There are claims of racism already appearing in some quarters, others are alleging that it's because Vick's a celebrity, however, I put it to you, ask the average - and I emphasize AVERAGE - Michael Vick fan from a predominantly black community in Georgia to tell you who Ken Lay was...I give an outside chance at best that the individual will know who that was and that he was nailed by the feds.

Also, if this had been some white guy, Samoan, or even black guy who was a back-up lineman making league minimum with the Falcons, I guarantee he would be cut already. If anything, I would say that Vick's celebrity has thus far protected him as anyone of his previous transgressions - the water bottle, flipping off the fans, smoking the roach on the girlfriend's MySpace page - would have gotten a bottom of the roster player cut.

Baseball writers need to...

Get off the Bud Selig's back about attending Barry Bonds perversion of baseball's biggest record. I am no Bud Selig fan, but this constant whining from the writers - particularly the ones at ESPN - needs to stop.

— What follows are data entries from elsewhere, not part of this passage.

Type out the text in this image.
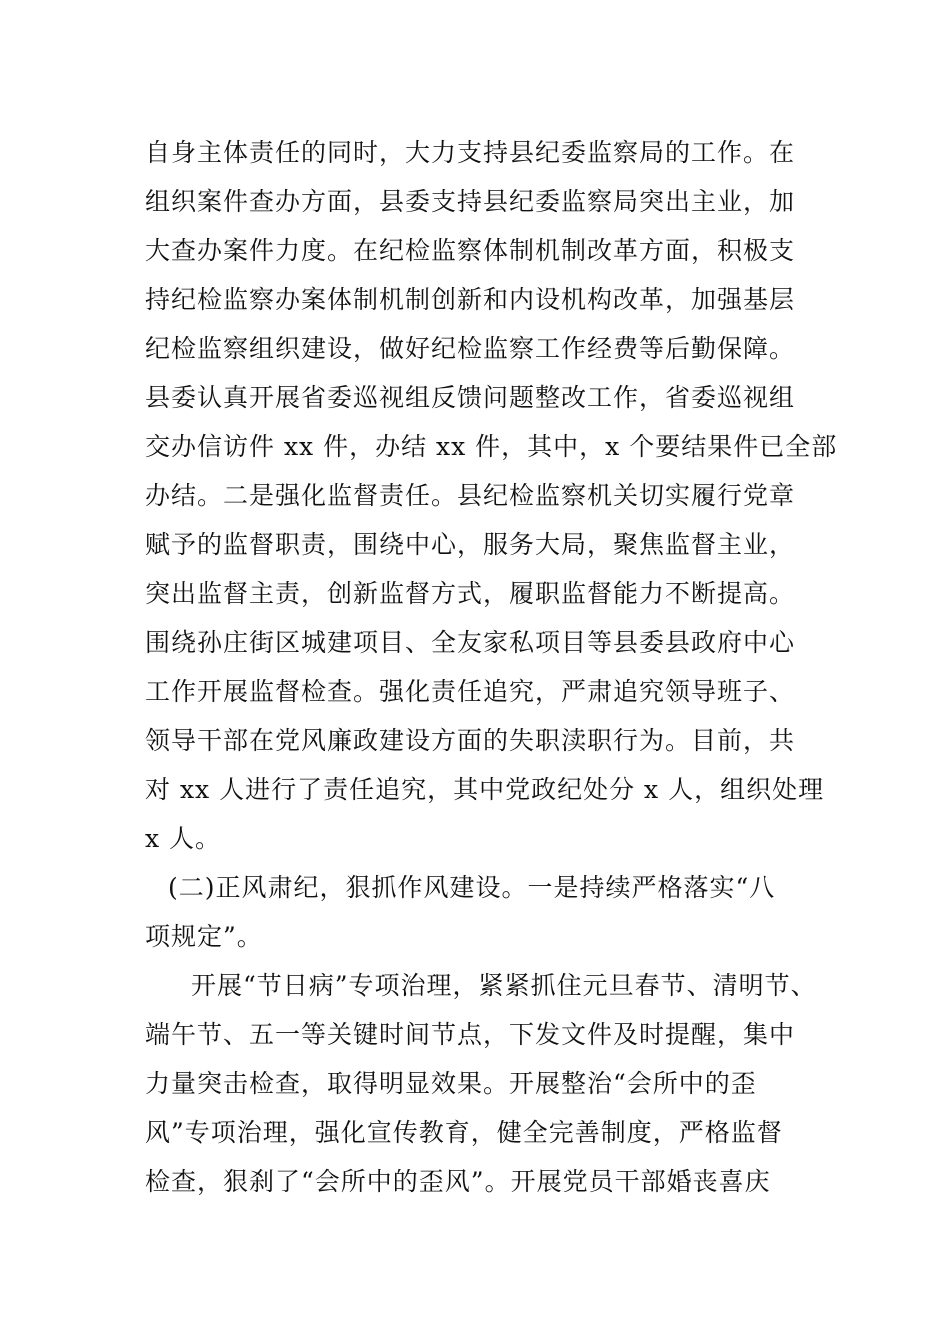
自身主体责任的同时，大力支持县纪委监察局的工作。在
组织案件查办方面，县委支持县纪委监察局突出主业，加
大查办案件力度。在纪检监察体制机制改革方面，积极支
持纪检监察办案体制机制创新和内设机构改革，加强基层
纪检监察组织建设，做好纪检监察工作经费等后勤保障。
县委认真开展省委巡视组反馈问题整改工作，省委巡视组
交办信访件 xx 件，办结 xx 件，其中，x 个要结果件已全部
办结。二是强化监督责任。县纪检监察机关切实履行党章
赋予的监督职责，围绕中心，服务大局，聚焦监督主业，
突出监督主责，创新监督方式，履职监督能力不断提高。
围绕孙庄街区城建项目、全友家私项目等县委县政府中心
工作开展监督检查。强化责任追究，严肃追究领导班子、
领导干部在党风廉政建设方面的失职渎职行为。目前，共
对 xx 人进行了责任追究，其中党政纪处分 x 人，组织处理
x 人。
(二)正风肃纪，狠抓作风建设。一是持续严格落实“八
项规定”。
开展“节日病”专项治理，紧紧抓住元旦春节、清明节、
端午节、五一等关键时间节点，下发文件及时提醒，集中
力量突击检查，取得明显效果。开展整治“会所中的歪
风”专项治理，强化宣传教育，健全完善制度，严格监督
检查，狠刹了“会所中的歪风”。开展党员干部婚丧喜庆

Selig does not need to be there - get over it.

The vast majority of writers turned as blind an eye to the problem as any of the owners - at whom the writers point their fingers, seldom lumping themselves in as culpable. Now they seem to be beating on Selig as though making him the bad guy in all this gives them a pass on "celebrating the record" as it should paraphrase ESPN's Buster Olney. Olney is among those that think it would be a travesty for Selig to not be there, because it would belittle the breaking of the record.

His argument is that it seems as though Bonds has become the scapegoat for the entire era and that people have forgotten that Bonds was not the only one on the juice, and that's not fair.

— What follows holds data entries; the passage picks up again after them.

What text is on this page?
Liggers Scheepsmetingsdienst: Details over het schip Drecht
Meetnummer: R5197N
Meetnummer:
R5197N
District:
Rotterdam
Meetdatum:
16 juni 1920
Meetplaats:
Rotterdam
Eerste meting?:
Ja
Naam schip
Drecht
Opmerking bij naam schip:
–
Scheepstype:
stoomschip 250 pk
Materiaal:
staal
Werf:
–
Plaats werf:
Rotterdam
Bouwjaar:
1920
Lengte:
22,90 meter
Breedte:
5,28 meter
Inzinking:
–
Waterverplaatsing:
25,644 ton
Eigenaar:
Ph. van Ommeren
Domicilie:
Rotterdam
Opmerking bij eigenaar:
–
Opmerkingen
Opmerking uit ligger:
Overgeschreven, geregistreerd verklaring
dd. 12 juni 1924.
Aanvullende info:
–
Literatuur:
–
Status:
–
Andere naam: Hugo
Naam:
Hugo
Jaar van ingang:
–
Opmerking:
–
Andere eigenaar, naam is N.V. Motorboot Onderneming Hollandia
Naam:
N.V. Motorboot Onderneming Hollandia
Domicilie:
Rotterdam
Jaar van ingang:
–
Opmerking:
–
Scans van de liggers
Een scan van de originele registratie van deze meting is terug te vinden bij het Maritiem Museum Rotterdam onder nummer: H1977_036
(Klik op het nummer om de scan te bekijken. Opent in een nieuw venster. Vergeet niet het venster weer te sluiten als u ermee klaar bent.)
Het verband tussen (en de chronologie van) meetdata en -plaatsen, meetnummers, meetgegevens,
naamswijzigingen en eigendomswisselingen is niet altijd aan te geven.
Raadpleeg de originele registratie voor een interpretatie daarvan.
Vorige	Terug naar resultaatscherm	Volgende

Nobody has forgotten that others were juicing - Sammy Sosa, Mark McGuire, and Rafael Palmiero are still talked about regularly. There are still whispers of why Pudge Rodriguez got a lot less pudgy when the testing was instituted and why Roger Clemens, after three years of decline in his 30's, suddenly seemed to be 25 again...after being on a Red Sox team with Jose Canseco

It feels to me like the baseball press is trying to make Selig the bad guy in this just so they can make themselves feel better about covering this travesty. The man has cheated the game and the its fans and the writers will once again be culpable in the sham that will be the home-run record.

I guess there are those that learn history and are doomed to repeat it anyway.


Dave said...

The ass-kissery at ESPN over Bonds has been atrocious. I firmly believe that the bosses there have made it policy to back Bonds. Isn't it odd that not one single person at ESPN has come out against Bonds?

I'm really disappointed in Olney. I like his writing and insights, so to see him say something like that is just sad.

If you didn't see it yet, read Tom Verducci's piece on Aaron in this week's SI. Fantastic stuff.

Kevin Smith said...

I'm with you on Olney - I've generally enjoyed his work, but was disappointed to hear him this morning on ESPN Radio calling out the commish.

Will have to read the Verducci piece, haven't had the chance to look at it yet.